Egelric shook his head. “No, go,” he said hoarsely.
At once, the three of them left with the baby. Elfleda heard the door slam behind them and shrieked, whereupon began the longest night of Egelric’s life.
Elfleda ran in from the kitchen, but he was waiting for her behind the door and grabbed her as she passed. He wrestled her, screaming, to the bedroom and threw her on the bed, where he thought she was least likely to hurt herself. He then lay down upon her and pinned her arms, and he held her there for hours as she screamed and moaned and spit and kicked and clawed and bit at him, until her voice was a ragged whisper and her lips were torn and bleeding.
She lay panting for a while longer, her red eyes staring blankly up at the ceiling until at last they fell closed, and her body went limp. Still he held her, fearing she was pretending, then wondering whether she might not in fact be dead. He felt for her heartbeat and found it slow but steady.
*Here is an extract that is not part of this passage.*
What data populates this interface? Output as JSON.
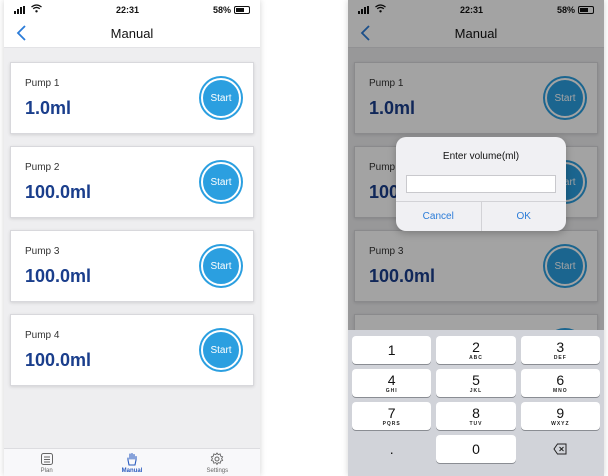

He rolled off her and sat on the edge of the bed, his whole body shaking. All at once he jumped up, stumbled outside and vomited. Then he limped over to sit down on the step and held his head in his hands as he sobbed in exhaustion. He noticed he could still smell the smoke from the bonfires on his clothes, and the odor made him lean over and vomit again.
At last he sat quietly, spent and aching in all his limbs, and stared blankly at his trembling hands as the night sky paled into dawn. He had never hated himself more.